SOF units are always looking for the very best available equipment to take into the field and on missions. This is what I thought when I bought the Bushnell 8×32 Fusion 1 mile ARC laser range finder for long range precision target interdiction. Being a trusted name in optics, I went to Bushnell’s web page and found a laser range finder with everything that SOF units look for in a tactical laser range finder. I was so excited to get this great piece of gear and test it out in preparation to use on an upcoming training exercise. I very quickly found myself disappointed in how poor the Fusion was performing in many different aspects.
At initial glance, especially after reviewing the manufacturer’s specifications, the Fusion 1 mile ARC appears to be a great piece of glass with multi-function capabilities. It’s a ballistic computer, laser range finder and binoculars all in one. Weighing in at only 30.8 ounces for all the capabilities, I was excited to cut some weight from my pack by eliminating those other devices. The first time I removed the fusion from my pack to use, it was immediately apparent that the quality of its construction was not rugged enough for it’s “true use”. The eye cup fell off at some point between putting it in my pack and taking it out again. One time in and out of a pack again and she already had its first battle scars.
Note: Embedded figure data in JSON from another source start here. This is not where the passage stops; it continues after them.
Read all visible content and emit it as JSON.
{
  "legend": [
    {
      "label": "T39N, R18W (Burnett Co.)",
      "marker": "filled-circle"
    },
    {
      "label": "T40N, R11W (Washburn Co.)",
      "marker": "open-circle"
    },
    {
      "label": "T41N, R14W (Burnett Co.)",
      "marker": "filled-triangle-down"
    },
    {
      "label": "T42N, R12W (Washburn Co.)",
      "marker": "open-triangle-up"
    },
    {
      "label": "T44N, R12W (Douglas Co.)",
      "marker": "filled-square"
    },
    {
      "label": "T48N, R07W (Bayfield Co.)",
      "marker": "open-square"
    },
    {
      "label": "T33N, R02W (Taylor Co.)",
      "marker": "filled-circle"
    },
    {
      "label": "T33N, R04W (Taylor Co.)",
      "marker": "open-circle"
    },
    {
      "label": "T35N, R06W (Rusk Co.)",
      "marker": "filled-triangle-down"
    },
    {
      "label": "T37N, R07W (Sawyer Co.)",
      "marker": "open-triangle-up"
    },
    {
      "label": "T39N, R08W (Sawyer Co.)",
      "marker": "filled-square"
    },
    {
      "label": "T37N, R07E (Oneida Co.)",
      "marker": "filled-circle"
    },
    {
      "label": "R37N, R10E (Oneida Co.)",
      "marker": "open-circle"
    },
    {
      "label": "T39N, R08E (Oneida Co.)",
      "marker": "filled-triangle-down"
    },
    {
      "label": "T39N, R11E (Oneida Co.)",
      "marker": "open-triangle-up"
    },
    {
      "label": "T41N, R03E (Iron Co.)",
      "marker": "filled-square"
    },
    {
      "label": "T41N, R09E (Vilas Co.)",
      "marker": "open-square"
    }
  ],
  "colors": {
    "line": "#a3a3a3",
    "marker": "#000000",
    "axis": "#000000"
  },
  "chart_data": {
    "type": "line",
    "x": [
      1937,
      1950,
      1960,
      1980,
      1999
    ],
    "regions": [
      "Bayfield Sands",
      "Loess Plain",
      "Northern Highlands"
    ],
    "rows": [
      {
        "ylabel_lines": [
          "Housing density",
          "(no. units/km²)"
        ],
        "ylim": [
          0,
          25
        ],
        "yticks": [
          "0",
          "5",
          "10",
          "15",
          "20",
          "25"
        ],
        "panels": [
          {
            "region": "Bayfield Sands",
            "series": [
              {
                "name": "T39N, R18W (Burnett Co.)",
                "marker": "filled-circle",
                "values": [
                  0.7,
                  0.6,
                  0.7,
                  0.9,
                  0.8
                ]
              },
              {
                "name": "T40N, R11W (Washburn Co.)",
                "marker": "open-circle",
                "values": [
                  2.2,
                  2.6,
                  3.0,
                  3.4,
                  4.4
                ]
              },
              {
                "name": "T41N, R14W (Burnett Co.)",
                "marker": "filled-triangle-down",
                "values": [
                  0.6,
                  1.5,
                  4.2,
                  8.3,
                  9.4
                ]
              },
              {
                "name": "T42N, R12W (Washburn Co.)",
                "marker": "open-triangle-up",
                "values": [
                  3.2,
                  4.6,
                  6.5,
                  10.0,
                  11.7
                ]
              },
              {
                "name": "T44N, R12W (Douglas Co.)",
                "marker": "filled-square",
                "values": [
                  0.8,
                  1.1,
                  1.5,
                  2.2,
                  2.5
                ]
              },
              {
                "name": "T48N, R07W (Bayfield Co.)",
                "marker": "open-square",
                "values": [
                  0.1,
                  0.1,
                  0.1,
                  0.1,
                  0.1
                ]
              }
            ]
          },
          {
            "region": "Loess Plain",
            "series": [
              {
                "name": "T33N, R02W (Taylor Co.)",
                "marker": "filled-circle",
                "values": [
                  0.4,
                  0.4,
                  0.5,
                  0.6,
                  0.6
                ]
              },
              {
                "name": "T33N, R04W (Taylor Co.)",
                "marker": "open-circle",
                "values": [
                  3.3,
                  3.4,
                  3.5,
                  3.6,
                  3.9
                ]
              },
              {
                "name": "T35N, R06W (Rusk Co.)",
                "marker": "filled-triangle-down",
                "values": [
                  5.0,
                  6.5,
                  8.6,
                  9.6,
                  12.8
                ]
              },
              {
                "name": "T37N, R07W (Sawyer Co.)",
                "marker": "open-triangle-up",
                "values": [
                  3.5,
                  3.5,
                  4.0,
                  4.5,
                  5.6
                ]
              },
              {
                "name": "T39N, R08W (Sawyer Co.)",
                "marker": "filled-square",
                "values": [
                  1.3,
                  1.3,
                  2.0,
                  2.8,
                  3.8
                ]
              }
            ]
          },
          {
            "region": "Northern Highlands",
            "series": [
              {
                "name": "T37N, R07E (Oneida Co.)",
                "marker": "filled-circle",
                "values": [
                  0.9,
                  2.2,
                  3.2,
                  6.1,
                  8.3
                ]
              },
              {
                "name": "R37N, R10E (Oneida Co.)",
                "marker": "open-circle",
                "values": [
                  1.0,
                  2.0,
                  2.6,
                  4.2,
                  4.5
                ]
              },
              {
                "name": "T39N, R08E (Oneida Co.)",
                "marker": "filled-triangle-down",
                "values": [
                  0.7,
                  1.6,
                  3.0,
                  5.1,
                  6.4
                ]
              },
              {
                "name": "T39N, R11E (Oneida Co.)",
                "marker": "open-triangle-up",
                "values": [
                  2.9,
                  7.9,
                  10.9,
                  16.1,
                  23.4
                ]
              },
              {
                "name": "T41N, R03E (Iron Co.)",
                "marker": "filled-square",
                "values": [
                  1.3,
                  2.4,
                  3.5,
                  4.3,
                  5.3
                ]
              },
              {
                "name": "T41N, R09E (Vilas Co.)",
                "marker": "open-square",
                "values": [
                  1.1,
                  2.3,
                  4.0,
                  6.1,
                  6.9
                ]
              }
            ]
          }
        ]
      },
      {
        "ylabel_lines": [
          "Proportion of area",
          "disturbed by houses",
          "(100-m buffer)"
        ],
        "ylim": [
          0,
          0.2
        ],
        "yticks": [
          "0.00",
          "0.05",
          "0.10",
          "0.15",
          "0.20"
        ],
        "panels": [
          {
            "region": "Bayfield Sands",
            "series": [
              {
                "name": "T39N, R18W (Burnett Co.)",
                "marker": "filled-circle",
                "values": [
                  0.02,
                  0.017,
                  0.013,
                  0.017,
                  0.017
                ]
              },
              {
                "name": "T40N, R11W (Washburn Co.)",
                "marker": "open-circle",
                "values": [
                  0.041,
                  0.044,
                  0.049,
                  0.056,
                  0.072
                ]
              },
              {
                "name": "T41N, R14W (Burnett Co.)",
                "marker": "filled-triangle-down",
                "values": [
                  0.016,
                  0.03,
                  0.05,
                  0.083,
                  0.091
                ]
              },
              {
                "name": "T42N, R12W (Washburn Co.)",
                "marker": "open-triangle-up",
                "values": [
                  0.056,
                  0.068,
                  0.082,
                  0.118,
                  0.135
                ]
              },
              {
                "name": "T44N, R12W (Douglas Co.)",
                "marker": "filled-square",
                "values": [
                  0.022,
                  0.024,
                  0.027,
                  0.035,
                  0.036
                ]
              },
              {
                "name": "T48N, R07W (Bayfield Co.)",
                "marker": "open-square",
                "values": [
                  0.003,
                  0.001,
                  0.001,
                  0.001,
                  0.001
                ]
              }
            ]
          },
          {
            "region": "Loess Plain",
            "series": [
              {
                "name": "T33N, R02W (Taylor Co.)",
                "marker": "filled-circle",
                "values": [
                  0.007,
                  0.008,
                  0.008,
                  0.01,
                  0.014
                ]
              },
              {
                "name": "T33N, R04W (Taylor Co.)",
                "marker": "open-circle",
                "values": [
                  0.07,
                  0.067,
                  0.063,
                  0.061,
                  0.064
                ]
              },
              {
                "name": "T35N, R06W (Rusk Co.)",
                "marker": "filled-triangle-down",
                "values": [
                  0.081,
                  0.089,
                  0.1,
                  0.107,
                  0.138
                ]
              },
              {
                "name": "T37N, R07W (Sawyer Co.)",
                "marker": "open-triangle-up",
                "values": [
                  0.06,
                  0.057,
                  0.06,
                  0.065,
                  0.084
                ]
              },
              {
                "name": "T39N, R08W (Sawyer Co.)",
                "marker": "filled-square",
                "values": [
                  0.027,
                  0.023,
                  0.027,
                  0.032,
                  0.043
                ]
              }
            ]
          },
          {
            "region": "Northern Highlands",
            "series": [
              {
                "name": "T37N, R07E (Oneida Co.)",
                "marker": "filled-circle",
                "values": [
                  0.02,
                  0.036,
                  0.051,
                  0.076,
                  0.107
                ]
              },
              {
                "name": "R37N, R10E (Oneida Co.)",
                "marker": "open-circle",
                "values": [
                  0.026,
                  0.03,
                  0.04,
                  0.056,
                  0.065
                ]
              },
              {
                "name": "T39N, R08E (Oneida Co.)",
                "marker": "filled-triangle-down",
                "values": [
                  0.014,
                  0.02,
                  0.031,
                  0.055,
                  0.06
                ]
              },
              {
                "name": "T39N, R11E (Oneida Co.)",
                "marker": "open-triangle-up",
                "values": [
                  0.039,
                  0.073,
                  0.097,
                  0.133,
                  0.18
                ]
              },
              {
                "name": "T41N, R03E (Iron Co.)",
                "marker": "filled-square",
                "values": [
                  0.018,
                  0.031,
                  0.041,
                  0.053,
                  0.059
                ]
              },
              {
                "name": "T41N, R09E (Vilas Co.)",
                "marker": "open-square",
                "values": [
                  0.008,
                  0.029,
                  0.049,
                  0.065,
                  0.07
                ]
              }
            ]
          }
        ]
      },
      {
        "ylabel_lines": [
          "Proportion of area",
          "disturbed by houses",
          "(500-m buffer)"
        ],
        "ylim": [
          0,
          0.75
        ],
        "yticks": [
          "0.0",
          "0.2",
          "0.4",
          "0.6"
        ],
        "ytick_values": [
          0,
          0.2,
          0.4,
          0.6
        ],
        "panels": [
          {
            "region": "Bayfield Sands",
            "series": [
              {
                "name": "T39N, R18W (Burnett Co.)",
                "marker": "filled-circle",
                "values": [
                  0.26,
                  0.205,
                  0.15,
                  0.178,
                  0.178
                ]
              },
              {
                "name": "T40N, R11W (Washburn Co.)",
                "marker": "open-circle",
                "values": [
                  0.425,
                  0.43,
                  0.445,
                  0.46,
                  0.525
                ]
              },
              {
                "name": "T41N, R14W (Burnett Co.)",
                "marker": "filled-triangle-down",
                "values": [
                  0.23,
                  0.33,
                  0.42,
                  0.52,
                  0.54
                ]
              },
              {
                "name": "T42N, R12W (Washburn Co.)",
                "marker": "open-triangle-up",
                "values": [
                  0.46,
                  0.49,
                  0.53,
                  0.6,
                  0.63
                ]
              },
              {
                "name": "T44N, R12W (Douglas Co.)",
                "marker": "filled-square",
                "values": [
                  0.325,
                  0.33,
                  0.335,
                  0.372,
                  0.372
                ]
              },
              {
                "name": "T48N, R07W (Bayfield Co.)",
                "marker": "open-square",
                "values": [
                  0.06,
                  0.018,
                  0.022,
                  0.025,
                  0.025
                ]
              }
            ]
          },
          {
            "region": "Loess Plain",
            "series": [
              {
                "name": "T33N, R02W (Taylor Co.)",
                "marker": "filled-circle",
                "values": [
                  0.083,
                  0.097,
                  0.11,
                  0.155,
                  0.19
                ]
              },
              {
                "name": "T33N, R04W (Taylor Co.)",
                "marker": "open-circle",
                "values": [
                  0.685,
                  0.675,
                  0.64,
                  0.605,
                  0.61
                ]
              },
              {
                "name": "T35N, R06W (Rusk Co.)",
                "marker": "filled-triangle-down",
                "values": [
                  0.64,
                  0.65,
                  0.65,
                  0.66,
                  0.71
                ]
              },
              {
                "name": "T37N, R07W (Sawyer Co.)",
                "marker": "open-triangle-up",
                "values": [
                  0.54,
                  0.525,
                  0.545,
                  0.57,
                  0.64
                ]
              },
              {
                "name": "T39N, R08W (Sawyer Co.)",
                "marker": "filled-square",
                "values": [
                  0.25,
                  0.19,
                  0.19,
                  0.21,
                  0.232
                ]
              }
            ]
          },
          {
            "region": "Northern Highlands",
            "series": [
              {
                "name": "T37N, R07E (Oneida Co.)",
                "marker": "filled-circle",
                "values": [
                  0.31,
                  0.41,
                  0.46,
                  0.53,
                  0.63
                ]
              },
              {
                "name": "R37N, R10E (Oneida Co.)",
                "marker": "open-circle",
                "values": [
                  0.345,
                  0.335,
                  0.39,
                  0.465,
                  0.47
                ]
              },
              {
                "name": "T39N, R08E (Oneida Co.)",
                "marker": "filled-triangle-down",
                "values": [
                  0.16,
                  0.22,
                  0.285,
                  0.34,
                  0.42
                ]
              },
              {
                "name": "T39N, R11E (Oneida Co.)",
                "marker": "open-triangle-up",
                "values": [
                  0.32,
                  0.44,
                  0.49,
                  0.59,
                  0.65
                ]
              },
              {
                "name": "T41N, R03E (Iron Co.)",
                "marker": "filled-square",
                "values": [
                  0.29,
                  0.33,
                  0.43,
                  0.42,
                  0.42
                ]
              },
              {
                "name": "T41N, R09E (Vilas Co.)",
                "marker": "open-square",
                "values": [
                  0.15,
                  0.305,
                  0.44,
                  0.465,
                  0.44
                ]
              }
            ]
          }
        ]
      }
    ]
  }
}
The disappointments kept coming quickly afterward when my buddy and I went to get set up for our first shot; I was unable to get a return distance from the Fusion. We had to wait for first light and use the mildot range estimation formula to estimate our target. When we did the range calculation, we determined that the target was just over 900 meters. Why the hell could not I get a “laze” on the target? I tried again and the closest I could get a return from the fusion was 750 meters. I adjusted to settings from bullseye mode to brush mode and I still could not get a return from the fusion. So, back into the pack she went and she did not come out again for the remainder of the trip. Upon completion I asked other sniper team if they had the same difficulties and they reported the same deficiencies.
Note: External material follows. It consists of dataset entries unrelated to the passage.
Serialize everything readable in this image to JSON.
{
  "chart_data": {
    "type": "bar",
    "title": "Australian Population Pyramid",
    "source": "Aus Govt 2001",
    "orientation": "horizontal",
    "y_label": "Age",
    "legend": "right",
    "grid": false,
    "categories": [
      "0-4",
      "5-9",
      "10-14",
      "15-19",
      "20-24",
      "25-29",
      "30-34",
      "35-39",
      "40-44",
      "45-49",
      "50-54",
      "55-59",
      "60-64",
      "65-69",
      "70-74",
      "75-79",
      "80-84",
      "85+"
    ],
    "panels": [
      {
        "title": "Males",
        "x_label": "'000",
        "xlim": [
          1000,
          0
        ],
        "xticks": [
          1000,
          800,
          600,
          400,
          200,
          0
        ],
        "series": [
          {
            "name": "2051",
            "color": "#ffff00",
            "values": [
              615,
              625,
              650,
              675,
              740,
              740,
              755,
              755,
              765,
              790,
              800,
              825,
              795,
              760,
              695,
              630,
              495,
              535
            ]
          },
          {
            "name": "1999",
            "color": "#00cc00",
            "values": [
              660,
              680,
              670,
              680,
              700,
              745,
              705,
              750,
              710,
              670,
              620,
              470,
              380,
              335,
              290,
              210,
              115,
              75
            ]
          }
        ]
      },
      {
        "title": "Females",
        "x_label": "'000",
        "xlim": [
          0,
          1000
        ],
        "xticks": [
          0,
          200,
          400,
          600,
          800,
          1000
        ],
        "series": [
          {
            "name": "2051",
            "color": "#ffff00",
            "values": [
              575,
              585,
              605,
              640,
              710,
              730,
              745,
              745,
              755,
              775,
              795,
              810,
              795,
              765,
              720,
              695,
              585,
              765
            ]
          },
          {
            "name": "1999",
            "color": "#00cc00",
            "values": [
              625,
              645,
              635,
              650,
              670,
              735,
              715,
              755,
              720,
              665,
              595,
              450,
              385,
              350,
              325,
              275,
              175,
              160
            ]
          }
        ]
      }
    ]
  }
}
I decided to give the Fusion another chance to show her qualities the next time our team went out to the range. The distances we were shooting on this particular day went all the way out to 3200 meters. With modern precision rifles, it is not unreasonable to expect hits even at that range. On a clear day with perfect conditions, using a tripod and sand sock for a stability, the Fusion continued to frustrate me. I was unable to get a distance readout on a hillside that was no more than 1200 meters away. That is unacceptable for a laser range finder that is advertised as capable of terrain distance marking at 1760 yards so, back into the pack the fusion went.
Exploring the performance of the built in ballistic computer was my last hope for a positive result from this product that I had such high hopes for. I broke out the instruction manual and went to Bushnell’s website for further information to make sure that I did not cause any operator errors in the Fusions’ ballistic solution, what I found was surprising for a product produced by a company with a reputation as good as Bushnell’s.
Using a 175-grain Sierra Match King .308 and a LaRue OBR, the average muzzle velocity comes out to be around 2550 fps. Armed with this basic info I referred to the user guide and determined that I should select the “F” category. The problems were immediately apparent. The rifle categories listed by Bushnell only give you an option to select a round that is shooting at 2900 fps. A 350 fps difference in muzzle velocity translates into a .68 mil drop (19.83 inches) at 740 meters, when compared with a “trued” custom ballistic curve.
Considering that 740 meters is a long shot for most shooting situations, let’s look at shorter distances. Say we have a target at 490 meters. When comparing the two ballistic solutions, the Fusion gives a shooting solution which would result in a 10.59 inch drop for my rifle. For shooters demanding a high degree of accuracy, this difference is simply unacceptable. The inability to alter the specifics of the ballistics computer, there is no way to correct for this discrepancy except for using a rifle that falls in exactly with on the ballistic categories. After exhausting all the applications the Fusion offers, it was clear that it simply did not meet the performance standard required for tactical long range precision target interdiction.
Although the Fusion failed to meet the bar in the tactical world I still saw a lot of potential in its application in primarily the bow hunting realm but also rifle hunting. Designed to operate in both rifle and archery modes, multi-functionality is always an awesome aspect for a piece of gear that would to make it onto my bow hunting packing list. Anyone who has been in the situation where you are in the middle of a wilderness area with everything you need to achieve success is carried on you back, knows that ounces equal pounds and pounds equal pain. If I can pack a set of binos and a laser range finder all in one, I will every time. I tested the Fusion in every archery situation I could think of from steep angle shots to long distance shots. It never failed me and the quality of the glass is exceptional for medium and short range glassing.
In conclusion, considering rifle and bow hunting applications versus “tactical” applications, it is clear where the Bushnell Fusion 1 mile ARC finds its’ niche. If you are a rifle hunter that does not feel confident taking a shot on a big bull beyond 400 meters than, I would recommend the Fusion to you. If you have invested in a high dollar rifle, high dollar training and shooting at 900 meters is in your realm of possibility then you should look into another higher performance range finder.